P.T. Barnum is often attributed with saying “there’s a sucker born every minute” in reference to his selling an illusion of fact and intrigue despite neither of those elements actually existing in his product. While such a statement might be seen as being harmless in the whimsical world or entertainment, it is certainly considered to be so in business. The Charleston businesses and companies advertising their goods and services to you are expected to supply what they promise. If you engage in (or attempt to engage in) a transaction based on an advertised promise yet the expectation inferred in an advertisement is not met, are you then the victim of false advertising?
Some might say that the promises made in advertisements are subjective. Fortunately, the law has established criteria to determine when false advertising has indeed occurred. According to the West Virginia Legislature, it begins be defining advertising as any content (whether spoken, written, televised or published) created with the intent to induce you into consummating a commercial transaction.

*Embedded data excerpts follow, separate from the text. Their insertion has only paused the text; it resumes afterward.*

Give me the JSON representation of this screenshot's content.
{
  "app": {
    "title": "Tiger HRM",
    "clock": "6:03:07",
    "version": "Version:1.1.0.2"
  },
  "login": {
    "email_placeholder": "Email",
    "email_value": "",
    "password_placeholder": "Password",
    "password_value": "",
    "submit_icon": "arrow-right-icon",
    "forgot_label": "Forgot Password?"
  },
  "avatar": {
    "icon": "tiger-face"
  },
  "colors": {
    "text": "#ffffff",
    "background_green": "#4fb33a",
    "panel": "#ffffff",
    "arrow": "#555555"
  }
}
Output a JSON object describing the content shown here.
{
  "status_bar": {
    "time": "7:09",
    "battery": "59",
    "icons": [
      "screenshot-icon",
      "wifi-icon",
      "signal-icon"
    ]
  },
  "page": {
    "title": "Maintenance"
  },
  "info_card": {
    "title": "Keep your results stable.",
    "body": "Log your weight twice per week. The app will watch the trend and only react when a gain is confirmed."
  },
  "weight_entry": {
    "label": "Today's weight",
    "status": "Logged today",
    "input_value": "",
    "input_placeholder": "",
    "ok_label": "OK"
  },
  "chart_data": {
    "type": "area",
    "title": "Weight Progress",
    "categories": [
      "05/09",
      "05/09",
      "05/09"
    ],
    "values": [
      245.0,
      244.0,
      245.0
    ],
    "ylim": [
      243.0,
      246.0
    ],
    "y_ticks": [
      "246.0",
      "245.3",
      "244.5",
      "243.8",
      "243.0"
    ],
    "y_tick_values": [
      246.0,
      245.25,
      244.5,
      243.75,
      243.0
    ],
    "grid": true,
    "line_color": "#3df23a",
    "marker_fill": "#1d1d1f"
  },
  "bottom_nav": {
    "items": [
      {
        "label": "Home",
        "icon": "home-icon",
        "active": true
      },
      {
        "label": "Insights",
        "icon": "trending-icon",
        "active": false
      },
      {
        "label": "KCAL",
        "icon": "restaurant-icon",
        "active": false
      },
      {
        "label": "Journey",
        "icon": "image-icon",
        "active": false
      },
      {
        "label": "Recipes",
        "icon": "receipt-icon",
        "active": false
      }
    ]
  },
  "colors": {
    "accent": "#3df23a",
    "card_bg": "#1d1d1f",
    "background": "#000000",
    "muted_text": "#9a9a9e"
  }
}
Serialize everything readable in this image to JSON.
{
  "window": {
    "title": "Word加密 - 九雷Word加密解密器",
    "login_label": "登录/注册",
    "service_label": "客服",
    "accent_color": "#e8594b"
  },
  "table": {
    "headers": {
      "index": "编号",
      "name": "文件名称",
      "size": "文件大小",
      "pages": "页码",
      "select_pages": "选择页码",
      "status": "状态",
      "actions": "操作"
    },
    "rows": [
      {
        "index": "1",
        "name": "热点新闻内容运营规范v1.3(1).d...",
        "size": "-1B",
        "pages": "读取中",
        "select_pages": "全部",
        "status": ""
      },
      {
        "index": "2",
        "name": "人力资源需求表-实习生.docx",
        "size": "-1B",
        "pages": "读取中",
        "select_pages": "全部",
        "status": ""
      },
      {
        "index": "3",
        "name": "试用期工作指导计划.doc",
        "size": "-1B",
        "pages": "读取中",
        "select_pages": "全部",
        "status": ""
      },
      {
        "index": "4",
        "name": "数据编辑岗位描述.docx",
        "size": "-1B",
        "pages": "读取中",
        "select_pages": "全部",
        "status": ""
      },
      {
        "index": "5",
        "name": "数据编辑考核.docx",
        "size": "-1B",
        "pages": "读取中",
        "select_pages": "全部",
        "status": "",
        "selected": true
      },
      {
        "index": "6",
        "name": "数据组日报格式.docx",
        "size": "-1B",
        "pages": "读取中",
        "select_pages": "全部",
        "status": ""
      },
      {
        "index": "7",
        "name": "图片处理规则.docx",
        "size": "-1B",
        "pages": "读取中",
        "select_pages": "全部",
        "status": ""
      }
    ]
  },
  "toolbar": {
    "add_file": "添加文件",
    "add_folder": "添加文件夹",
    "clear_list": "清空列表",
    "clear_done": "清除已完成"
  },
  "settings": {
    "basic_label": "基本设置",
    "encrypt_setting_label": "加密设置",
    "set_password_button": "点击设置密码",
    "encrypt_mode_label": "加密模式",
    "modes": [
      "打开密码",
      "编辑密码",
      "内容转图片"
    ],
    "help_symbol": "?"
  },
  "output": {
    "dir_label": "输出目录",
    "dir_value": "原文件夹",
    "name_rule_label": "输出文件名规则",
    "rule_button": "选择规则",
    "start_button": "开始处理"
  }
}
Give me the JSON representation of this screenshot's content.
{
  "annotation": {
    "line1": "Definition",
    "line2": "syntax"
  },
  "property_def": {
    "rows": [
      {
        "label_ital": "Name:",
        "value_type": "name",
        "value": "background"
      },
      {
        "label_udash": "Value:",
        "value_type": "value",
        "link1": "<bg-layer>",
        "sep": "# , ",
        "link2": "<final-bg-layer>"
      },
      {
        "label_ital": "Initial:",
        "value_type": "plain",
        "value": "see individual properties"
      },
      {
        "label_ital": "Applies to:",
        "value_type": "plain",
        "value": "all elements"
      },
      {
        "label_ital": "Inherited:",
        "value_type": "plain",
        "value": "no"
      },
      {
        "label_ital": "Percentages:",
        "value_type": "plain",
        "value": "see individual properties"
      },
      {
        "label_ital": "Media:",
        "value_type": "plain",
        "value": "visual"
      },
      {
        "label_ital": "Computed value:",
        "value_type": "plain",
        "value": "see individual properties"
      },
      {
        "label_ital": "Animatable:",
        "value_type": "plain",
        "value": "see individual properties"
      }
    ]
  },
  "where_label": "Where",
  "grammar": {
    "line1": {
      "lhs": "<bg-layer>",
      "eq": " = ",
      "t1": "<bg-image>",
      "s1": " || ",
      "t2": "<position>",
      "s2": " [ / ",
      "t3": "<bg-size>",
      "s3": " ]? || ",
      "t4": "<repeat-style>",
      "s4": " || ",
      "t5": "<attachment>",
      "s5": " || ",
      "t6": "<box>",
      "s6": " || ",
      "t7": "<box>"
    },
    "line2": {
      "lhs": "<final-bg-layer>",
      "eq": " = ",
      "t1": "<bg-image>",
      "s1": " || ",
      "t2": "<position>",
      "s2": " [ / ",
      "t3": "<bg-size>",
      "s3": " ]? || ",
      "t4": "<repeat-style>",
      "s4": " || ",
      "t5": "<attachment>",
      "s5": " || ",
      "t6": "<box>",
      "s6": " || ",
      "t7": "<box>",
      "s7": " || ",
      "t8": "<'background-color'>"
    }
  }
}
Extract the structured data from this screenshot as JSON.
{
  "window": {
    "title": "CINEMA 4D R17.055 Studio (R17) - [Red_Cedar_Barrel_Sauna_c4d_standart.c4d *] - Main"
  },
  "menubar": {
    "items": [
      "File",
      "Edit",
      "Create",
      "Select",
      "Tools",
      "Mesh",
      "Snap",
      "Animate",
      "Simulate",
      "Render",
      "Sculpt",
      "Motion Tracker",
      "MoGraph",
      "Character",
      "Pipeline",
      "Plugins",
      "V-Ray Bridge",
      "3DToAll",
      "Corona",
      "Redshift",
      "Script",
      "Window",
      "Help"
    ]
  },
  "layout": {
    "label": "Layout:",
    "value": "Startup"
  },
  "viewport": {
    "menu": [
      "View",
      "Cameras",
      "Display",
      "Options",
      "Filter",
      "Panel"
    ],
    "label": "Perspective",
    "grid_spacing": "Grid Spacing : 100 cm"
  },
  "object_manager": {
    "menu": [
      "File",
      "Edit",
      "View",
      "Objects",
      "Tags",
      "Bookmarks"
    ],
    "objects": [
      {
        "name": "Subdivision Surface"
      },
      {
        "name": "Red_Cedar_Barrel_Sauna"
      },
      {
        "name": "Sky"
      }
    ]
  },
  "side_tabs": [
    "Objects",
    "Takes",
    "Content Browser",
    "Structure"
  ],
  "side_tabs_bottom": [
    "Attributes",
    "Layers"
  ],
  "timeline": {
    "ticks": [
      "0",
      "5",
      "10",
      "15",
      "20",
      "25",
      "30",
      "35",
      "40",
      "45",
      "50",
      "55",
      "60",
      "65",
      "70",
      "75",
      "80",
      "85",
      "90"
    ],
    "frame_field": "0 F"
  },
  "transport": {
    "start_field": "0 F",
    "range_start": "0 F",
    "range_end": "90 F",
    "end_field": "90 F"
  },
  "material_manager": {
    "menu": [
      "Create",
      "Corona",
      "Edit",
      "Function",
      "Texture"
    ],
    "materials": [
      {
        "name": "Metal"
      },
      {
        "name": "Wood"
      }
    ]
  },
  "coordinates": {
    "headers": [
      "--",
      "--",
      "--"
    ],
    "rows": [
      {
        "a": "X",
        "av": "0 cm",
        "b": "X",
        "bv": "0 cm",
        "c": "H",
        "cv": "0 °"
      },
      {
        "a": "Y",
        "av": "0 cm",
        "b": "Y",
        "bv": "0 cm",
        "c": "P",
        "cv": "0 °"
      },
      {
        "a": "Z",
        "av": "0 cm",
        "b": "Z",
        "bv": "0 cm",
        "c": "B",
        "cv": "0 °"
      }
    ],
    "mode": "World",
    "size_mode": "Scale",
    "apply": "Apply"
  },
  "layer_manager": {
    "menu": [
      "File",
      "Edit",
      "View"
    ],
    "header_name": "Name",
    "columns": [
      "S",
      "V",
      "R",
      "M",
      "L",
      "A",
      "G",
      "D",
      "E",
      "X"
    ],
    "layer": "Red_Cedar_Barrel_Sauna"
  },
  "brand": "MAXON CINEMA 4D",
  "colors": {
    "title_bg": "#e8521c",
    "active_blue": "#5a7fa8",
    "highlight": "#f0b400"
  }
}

State law expressly prohibits any deceptive practices related to business. Those that specifically refer to advertising include:
- Causing confusion as to the source, sponsorship, association or geographic origin of goods or services
- Representing used, deteriorated, reclaimed or reconditioned products as new
- Advertising goods or service with the intent to not sell them as promised or to not supply enough to meet expectable demand
- The intentional concealment of any fact that might otherwise deter you and others from buying a product
- Promises to sale good or extend credit that are false or omit material information regarding qualifications and eligibility
Keep in mind that these facts must be proven. A simple disagreement over advertised promises might not be enough to qualify for consumer protection from false advertising.